Jarang terjadi, pihak yang kalah dalam quick count langsung mengucapkan selamat kepada pihak yang menang sebelum perhitungan resmi versi penyelenggara pemilu (KPUD) diumumkan. Sementara itu, pasangan Jokowi-Ahok juga tidak tampak jemawa dengan kemenangan yang diraihnya.

Keduanya meminta maaf kepada pasangan Foke-Nara karena mungkin dalam masa kampanye banyak kata dan ungkapan yang kurang berkenan dan menyinggung perasaan keduanya.
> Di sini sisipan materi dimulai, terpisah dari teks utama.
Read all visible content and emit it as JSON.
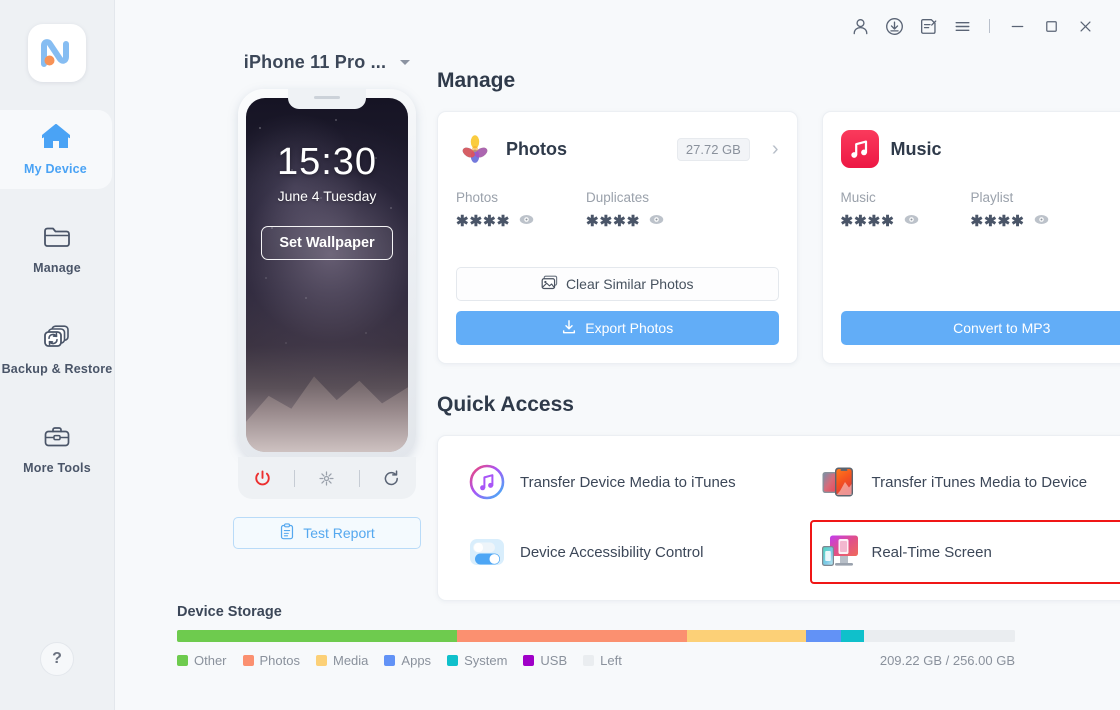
{
  "titlebar": {
    "buttons": [
      {
        "name": "account-icon",
        "label": "Account"
      },
      {
        "name": "download-icon",
        "label": "Downloads"
      },
      {
        "name": "feedback-icon",
        "label": "Feedback"
      },
      {
        "name": "menu-icon",
        "label": "Menu"
      }
    ],
    "minimize": "–",
    "maximize": "□",
    "close": "×"
  },
  "sidebar": {
    "logo": "logo-icon",
    "items": [
      {
        "label": "My Device",
        "icon": "home-icon",
        "active": true
      },
      {
        "label": "Manage",
        "icon": "folder-icon",
        "active": false
      },
      {
        "label": "Backup & Restore",
        "icon": "backup-restore-icon",
        "active": false
      },
      {
        "label": "More Tools",
        "icon": "toolbox-icon",
        "active": false
      }
    ],
    "help": "?"
  },
  "device": {
    "name": "iPhone 11 Pro ...",
    "lock_time": "15:30",
    "lock_date": "June 4 Tuesday",
    "set_wallpaper": "Set Wallpaper",
    "controls": [
      {
        "name": "power-icon",
        "label": "Power"
      },
      {
        "name": "refresh-screen-icon",
        "label": "Refresh Screen"
      },
      {
        "name": "reload-icon",
        "label": "Reload"
      }
    ],
    "test_report": "Test Report"
  },
  "manage": {
    "title": "Manage",
    "edit_icon": "pencil-icon",
    "cards": [
      {
        "name": "Photos",
        "icon": "photos-app-icon",
        "size": "27.72 GB",
        "chevron": "›",
        "stats": [
          {
            "label": "Photos",
            "value": "✱✱✱✱"
          },
          {
            "label": "Duplicates",
            "value": "✱✱✱✱"
          }
        ],
        "outline_button": "Clear Similar Photos",
        "outline_icon": "photos-stack-icon",
        "primary_button": "Export Photos",
        "primary_icon": "download-tray-icon"
      },
      {
        "name": "Music",
        "icon": "music-app-icon",
        "size": "",
        "chevron": "›",
        "stats": [
          {
            "label": "Music",
            "value": "✱✱✱✱"
          },
          {
            "label": "Playlist",
            "value": "✱✱✱✱"
          }
        ],
        "outline_button": "",
        "primary_button": "Convert to MP3"
      }
    ]
  },
  "quick_access": {
    "title": "Quick Access",
    "edit_icon": "pencil-icon",
    "items": [
      {
        "label": "Transfer Device Media to iTunes",
        "icon": "itunes-icon",
        "highlighted": false
      },
      {
        "label": "Transfer iTunes Media to Device",
        "icon": "two-phones-icon",
        "highlighted": false
      },
      {
        "label": "Device Accessibility Control",
        "icon": "toggle-switches-icon",
        "highlighted": false
      },
      {
        "label": "Real-Time Screen",
        "icon": "screen-mirror-icon",
        "highlighted": true
      }
    ]
  },
  "storage": {
    "title": "Device Storage",
    "total_text": "209.22 GB / 256.00 GB",
    "clean_icon": "broom-icon",
    "legend": [
      {
        "label": "Other",
        "color": "#6ecb4e"
      },
      {
        "label": "Photos",
        "color": "#fb9070"
      },
      {
        "label": "Media",
        "color": "#fcd077"
      },
      {
        "label": "Apps",
        "color": "#6292f6"
      },
      {
        "label": "System",
        "color": "#0fc0cb"
      },
      {
        "label": "USB",
        "color": "#a000c8"
      },
      {
        "label": "Left",
        "color": "#eaedf0"
      }
    ],
    "chart_data": {
      "type": "bar",
      "title": "Device Storage",
      "categories": [
        "Other",
        "Photos",
        "Media",
        "Apps",
        "System",
        "USB",
        "Left"
      ],
      "values": [
        33.4,
        27.7,
        14.1,
        4.2,
        2.8,
        0,
        46.8
      ],
      "unit": "GB",
      "total": 256.0,
      "used": 209.22,
      "segment_percent": [
        33.4,
        27.5,
        14.1,
        4.2,
        2.8,
        0.0,
        18.0
      ]
    }
  },
  "colors": {
    "accent": "#62adf7",
    "highlight": "#f01616",
    "sidebar_bg": "#eef1f4",
    "page_bg": "#f7f9fb"
  }
}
Selain itu, Jokowi-Ahok juga tetap menganggap Foke sebagai senior tempat mereka belajar dan meminta nasihat dalam menjalankan roda pemerintahan.

Maka,meskipun pada masa kampanye sempat terjadi ketegangan, terutama antarpendukung kedua kandidat, Pilkada DKI Jakarta kali ini layak disebut sebagai fenomena pertarungan pada kesatria karena antara pihak yang kalah dengan yang menang sama-sama saling menghormati.

Menatap ke Depan

Setelah ìpestaî pilkada usai, sudah waktunya kita menatap ke depan.Pertama,dengan cara meninggalkan hal-hal buruk yang menjadi residu pilkada seperti pemanfaatan isu SARA (suku, agama, ras, dan antargolongan) dalam kampanye, cara-cara mobilisasi suara yang tidak elegan seperti melalui tempat ibadah, pemanfaatan birokrasi, praktik politik uang (money politics), serta nuansa saling ancam antarpendukung kedua kandidat.

Kedua, dengan memelihara hal-hal yang baik dalam proses pilkada seperti antusiasme masyarakat dalam menyongsong perubahan, keniscayaan partai politik dalam menangkap tanda-tanda zaman, sikap kesatria para kandidat, dan yang lebih penting adalah suasana pra dan pascapencoblosan yang aman dan damai.Harapan kita semoga hal-hal yang baik di Jakarta ini akan menular ke daerah-daerah lain yang hendak menggelar pilkada.

Ketiga, yang tidak kalah penting adalah dengan mendorong sang pemenang merealisasi janji-janjinya untuk melahirkan Jakarta baru yang terhindar dari kemacetan, bencana banjir, dan kemiskinan warganya; Jakarta baru dengan pedestrian yang nyaman buat para pejalan kaki,dengan taman-taman yang hijau dan indah di setiap sudut kota, dengan sarana dan prasarana olahraga yang memadai, serta dengan melestarikan dan mengembangkan setiap hasil seni dan budaya.

Dengan rekam jejak sang pemenang yang biasa menyatu dengan rakyat dan berbicara dengan bahasa rakyat, besar harapan kita,Jakarta ke depan bisa menjadi kota milik bersama. Menjadi kota yang bersahabat dan nyaman untuk semua orang dengan segenap warganya yang bisa menjaga hubungan erat satu sama lain walaupun dibedakan suku/ras, agama,dan golongan.